The challenges preventing Medicare Advantage plans from going all-in on supplemental benefits 

Medicare Advantage (MA) insurers want to offer supplemental benefits but warn that the additional flexibilities offered by the feds may not be enough to really target beneficiaries, a new report shows. 

The Centers for Medicare & Medicaid Services (CMS) recently finalized new flexibilities to allow MA plan sponsors to offer nontraditional benefits that target the social determinants of health such as air quality tools, transportation and meals for the 2020 plan year. CMS broadened those options beginning in the 2019 plan year

Researchers at the Urban Institute conducted a series of interviews with MA insurers, health insurance experts and social services providers that highlighted several barriers to embracing benefits that target the social determinants of health: funding challenges and struggles in targeting the right beneficiaries. 

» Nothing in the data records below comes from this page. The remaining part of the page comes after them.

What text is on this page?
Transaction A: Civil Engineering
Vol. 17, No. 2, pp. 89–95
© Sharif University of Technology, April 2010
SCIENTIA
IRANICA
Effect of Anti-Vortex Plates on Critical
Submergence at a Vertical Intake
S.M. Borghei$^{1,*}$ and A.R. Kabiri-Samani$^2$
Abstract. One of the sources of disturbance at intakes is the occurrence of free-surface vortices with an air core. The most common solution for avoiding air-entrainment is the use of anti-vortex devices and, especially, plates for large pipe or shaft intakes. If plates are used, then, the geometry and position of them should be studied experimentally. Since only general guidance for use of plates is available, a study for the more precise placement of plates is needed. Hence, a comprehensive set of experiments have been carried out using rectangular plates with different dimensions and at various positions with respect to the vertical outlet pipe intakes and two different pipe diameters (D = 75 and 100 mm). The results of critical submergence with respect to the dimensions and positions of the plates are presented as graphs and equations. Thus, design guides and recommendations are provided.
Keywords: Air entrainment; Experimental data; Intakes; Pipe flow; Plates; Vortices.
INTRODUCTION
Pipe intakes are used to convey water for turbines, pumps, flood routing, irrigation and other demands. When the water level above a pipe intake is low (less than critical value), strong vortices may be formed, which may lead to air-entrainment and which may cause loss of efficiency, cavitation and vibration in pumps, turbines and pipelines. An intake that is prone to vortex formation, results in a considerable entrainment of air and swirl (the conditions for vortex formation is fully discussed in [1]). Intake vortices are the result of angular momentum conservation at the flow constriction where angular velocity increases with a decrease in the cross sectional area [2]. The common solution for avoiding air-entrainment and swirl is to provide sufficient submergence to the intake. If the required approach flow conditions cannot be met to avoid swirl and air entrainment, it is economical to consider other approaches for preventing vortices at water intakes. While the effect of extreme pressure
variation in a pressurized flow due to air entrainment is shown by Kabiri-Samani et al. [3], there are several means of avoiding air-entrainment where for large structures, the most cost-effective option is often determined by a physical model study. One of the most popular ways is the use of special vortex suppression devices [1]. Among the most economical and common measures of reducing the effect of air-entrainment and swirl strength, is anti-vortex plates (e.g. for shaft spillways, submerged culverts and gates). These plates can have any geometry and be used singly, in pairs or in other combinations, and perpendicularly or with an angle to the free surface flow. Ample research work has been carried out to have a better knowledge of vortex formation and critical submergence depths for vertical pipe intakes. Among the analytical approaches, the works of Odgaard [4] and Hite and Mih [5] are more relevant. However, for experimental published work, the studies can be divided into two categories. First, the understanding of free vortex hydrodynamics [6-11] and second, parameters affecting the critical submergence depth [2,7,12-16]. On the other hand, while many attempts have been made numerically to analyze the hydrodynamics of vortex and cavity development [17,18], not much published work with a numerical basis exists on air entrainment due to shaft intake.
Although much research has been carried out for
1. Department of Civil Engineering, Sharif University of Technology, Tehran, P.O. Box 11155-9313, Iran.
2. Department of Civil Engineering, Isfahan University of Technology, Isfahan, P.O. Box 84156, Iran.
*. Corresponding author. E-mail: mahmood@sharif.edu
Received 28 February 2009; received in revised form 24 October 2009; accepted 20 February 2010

Laura Skopec, senior research associate at the Urban Institute and one of the study’s authors, told FierceHealthcare plans are still working out which benefits are the most valuable for investment. 

RELATED: Why supplemental benefits in MA mark a 'turning point' for Medicare policy 

Due to those concerns, plans are starting with those that have low upfront costs such as meal delivery or small home modifications like grab bars in the shower, she said. 

“I think plans are interested and they want to be able to offer additional benefits that can help enrollees,” Skopec said. “But progress has been limited so far.”  

As CMS did not allocate additional funding for these benefits, health plans are stuck with limited financial resources to try supplemental benefits, the report noted. 

To pay for supplemental benefits, MA plan sponsors must pull from rebates CMS pays out to make up the difference between an insurers’ bid and the national benchmark, if the bid is below that marker. 

However, these rebates are often small, averaging about $107 per member per month in 2015, according to the study. Additionally, insurers pull from these funds for other efforts to lower cost-sharing or to cover benefits such as dental and vision care or gym memberships, which are popular with beneficiaries. 

RELATED: Offering Medicare Advantage supplemental benefits is a 'long play,' experts say 

“I think plans are reluctant to cut back those very popular benefits to add these untested benefits,” Skopec said. 

In addition, rebate values fluctuate widely based on geographic region. Insurers in Florida, for example, received $159 per member per month on average in 2015, while Georgia payers received an average of $48 per member per month. That can make it far harder for MA plan sponsors in certain regions to provide these additional benefits, according to the report. 

Payers also struggle to effectively target these benefits, as CMS wants them to target certain chronic conditions and not specific socioeconomic needs, according to the report. Allowing for more flexibility to identify and target specific beneficiary populations would make these benefits more useful and ensure investments are reaching the people that need them. 

Skopec added that another concern is that these benefits are only available in MA, which is a growing segment of the Medicare population but at present only represents about one-third of beneficiaries. 

Despite these challenges, insurers intend to continue trying these services, the report found. 

“I think that the flexibility to offer these new benefits is promising and will lead to some experimentation that will tell us a lot,” Skopec said.